Common “Foods” That Lead to Salt Poisoning
Beyond salty snacks and saltwater, several other foods are linked to salt poisoning due to their higher sodium content (and dogs’ willingness to eat them). These should be especially avoided.
One common cause of salt toxicity is playdough and ornaments made with playdough. Often, these products are very high in salt. However, many dogs still find these “foods” appealing. They may consume these foods in large amounts if they get access to it. Therefore, keep your playdough up where your dog can’t get it.
Another common cause of elevated salt levels is paintballs. Furthermore, paintballs can also give false-positive results for antifreeze if your vet performs a blood test. This false positive can cause your vet to treat your dog for the wrong thing. Therefore, if you know your pet ate a paintball, tell your vet.

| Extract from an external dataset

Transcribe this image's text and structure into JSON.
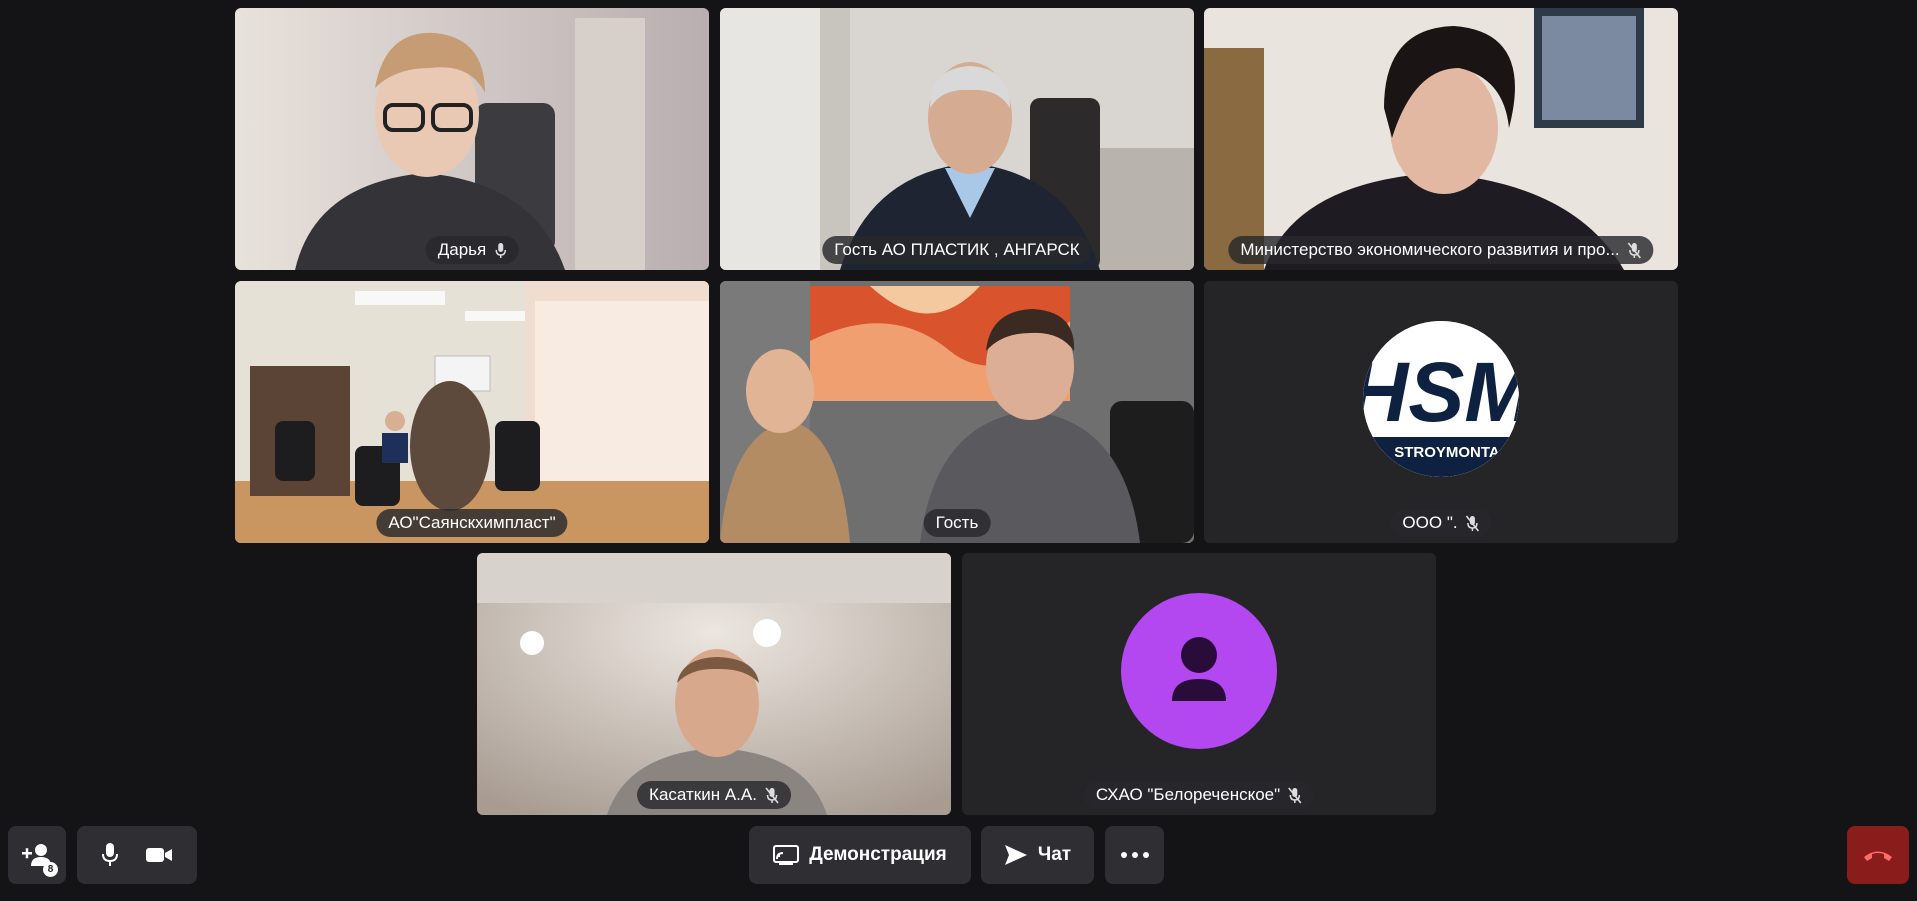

You should be cautious with rock salt, too. Often, rock salt is used to prevent sidewalks and roads from freezing. If your dog walks on the surface, it may become stuck to their paws. Not only can this dry out their paws, but many dogs will ingest it when grooming. Because the exposure can be hours before the ingestion, this type of salt toxicity can come as a big surprise.
How To Handle Salt Toxicity in Your Dog
Dogs vary a lot. The size of your dog will determine how much salt it can eat before needing vet attention. Smaller dogs need much less salt than larger dogs for symptoms to develop. Some dogs may have underlying conditions that make them particularly prone to salt, such as hypertension. Even without symptoms, these dogs may need to see a vet after eating salty foods.
If you think your dog has consumed salty foods, take note of what the food was and when it was consumed. Check the sodium content of the food if you can. Write this down so you can give it to the vet if necessary.
You cannot cure salt toxicity by giving your dog water. Part of the issues caused by salt toxicity is that water builds up in the digestive system (where the salt is). Adding more water to the digestive system isn’t helpful. It may make the problem worse.
Instead, the fluids in your dog’s body must be rebalanced carefully. This process can only be achieved by a vet, as your dog’s blood needs to be monitored.
For this reason, if you suspect your dog has consumed too much salt, we recommend calling the pet poison control hotline or your vet. Have the information on how much salt is handy, if possible, as this will help determine if your pet needs help.
How Is Salt Toxicity Treated
If your pet is recommended to visit the hospital, your vet will probably start with a series of tests. However, if your dog is already in trouble, it may need to be stabilized first. It depends on their condition.
The test will help determine your pet’s fluid balance. It may also let the vet know how their organs are affected. Bloodwork will be necessary in most cases, but a urinalysis may also be recommended.
Pets with extreme symptoms may need other tests, like an EKG or neurological evaluation. The exact tests needed will depend on your pet’s symptoms and the results of other tests. For instance, your pet may need other tests depending on the bloodwork results.
Once the tests are run, your dog will likely be given an IV. This helps slowly reduce your dog’s sodium levels while bypassing the digestive tract. Sometimes, dogs may need oxygen therapy and electrolyte therapy to manage dehydration.
There is a significant risk of changing a dog’s fluid balance too quickly. Therefore, the process has to be done slowly. Your pet may need to remain hospitalized for a day or so while this is done. Blood tests typically need to be repeated to see how the treatment goes.
Dogs can survive salt toxicity. However, it requires treatment, preferably before neurological symptoms develop.